It’s become common place now that people don’t appreciate what they have, especially when it comes to relationships. Why would people try to make something that becomes a little bit hard better again, when they can just jump online and find someone else who is easier?
The truth is, good relationships – long lasting relationships – are hard work. You are never going to find a couple who is 100% happy all of the time. The thing is, couples that do work long term do so, because they are best friends that don’t even contemplate giving up on each other. They work through problems like it’s BOTH OF THEM against the problem, not them against each other.
As you know I am an advocate for women when it comes to domestic violence of any kind, being through it all before myself. So if your partner is physically or emotionally abusing you in any way, get out.
There are times though, when people are just bored of what they have or aren’t receiving the attention they think they deserve, and so other people start looking ‘better’ than their partner. They wonder if they should get out of the relationship, or daydream how much better it would be with someone else.
If you are one of these people I’m sorry to say – you are sorely mistaken. If you have yourself a man (or woman) who is treating you well, but the passion has just died or you feel like you’re just ‘different people’ now, I ask you to reconsider.

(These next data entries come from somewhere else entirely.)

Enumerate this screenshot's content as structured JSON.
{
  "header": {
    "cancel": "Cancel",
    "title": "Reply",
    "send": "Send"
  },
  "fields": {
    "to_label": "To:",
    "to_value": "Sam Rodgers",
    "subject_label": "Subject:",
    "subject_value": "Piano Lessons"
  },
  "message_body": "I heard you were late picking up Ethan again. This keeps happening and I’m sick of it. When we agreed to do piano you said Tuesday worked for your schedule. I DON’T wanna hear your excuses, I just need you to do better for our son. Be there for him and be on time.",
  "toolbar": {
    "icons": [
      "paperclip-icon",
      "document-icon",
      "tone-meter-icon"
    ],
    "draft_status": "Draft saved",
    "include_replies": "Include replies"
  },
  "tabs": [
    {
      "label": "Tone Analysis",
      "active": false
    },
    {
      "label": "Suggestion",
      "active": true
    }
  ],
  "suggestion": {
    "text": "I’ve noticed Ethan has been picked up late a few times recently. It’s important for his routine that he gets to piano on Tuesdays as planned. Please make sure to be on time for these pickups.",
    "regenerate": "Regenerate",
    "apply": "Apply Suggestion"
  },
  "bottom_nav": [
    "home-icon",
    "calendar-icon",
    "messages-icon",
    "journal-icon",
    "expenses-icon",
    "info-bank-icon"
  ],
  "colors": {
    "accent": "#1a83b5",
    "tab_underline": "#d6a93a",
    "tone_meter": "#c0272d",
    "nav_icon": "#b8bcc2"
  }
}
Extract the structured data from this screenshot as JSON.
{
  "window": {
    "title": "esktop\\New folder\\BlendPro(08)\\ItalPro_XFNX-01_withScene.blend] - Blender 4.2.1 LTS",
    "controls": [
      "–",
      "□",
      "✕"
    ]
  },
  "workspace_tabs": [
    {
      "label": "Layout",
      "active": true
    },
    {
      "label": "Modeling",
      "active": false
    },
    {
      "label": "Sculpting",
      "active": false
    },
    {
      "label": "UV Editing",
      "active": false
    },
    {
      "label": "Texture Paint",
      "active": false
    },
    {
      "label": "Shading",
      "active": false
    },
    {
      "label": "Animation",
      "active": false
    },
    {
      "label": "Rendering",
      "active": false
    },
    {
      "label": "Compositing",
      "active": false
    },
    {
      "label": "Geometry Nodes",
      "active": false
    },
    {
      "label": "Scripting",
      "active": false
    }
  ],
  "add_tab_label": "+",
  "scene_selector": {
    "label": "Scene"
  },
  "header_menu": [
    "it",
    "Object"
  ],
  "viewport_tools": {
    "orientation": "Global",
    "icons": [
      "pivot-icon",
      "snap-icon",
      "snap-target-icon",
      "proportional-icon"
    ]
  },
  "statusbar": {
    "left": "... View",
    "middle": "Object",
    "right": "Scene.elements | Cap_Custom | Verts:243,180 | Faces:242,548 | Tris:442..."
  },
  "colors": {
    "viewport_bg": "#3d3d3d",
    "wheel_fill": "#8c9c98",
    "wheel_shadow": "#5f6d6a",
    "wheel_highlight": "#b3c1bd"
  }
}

Before you throw in the towel, try and consider these things:
- Intimacy and Attraction Ebbs and Flows
People do change over the years, physically and mentally. Instead of being bored with the person you have try and think of new things about them that attract you to them. It’s normal to not appreciate what you have, but I assure you if you had some time away from them – months even – you may view them in an entirely different light.
2. Do you really want to start from the beginning with someone new?
Trying to find a new relationship with someone new and ditching your old one just because it’s boring is just like selling an old house and buying a new one instead of renovating the one you have. With the new house, it may look amazing and new and exciting from the outside, but you won’t know how many cracks and flaws it has in its foundations until you’re months or years in and it’s too late. You will wish you had the house you knew back. You could’ve just given it a coat of paint and upgraded the kitchen and it would’ve been great! Everyone has issues and problems, you will have to go through with them in life, you cant just keep jumping from house to house hoping you’ll find one that doesn’t have flaws.
3. You THINK The Sex Will Be Better, But It Won’t Be
You think the sex will be better with someone else – anyone else – but the truth is, imagination is often far better than the real thing. First time sex is almost always awkward and unfulfilling. There’s nothing better than having sex with someone who knows you and loves you. If you want to have sex with a stranger, try role play – with your partner.
4. There are people out there that will kill for what you have
I know for a fact that there are many girls out there that would jump at the chance to have a shot with my man. In fact, when we got together and he started posting with me he lost about 200 female followers on Instagram 😂 (sorry babe). It’s so important to appreciate what you have and try to see your partner how other people do.
If you’re stuck in the relationship rut, or the 7 year itch (it exists!) it’s important you think it over thoroughly if you’re thinking about leaving. It’s normal for the passion to ebb and flow and it’s easy to lose sight of the amazing person you have when you’re with them all the time.
Don’t stop dating your partner, work together to keep the passion alive. If they are unwilling even after you tell them how you feel, maybe it is a sign it’s time to move on.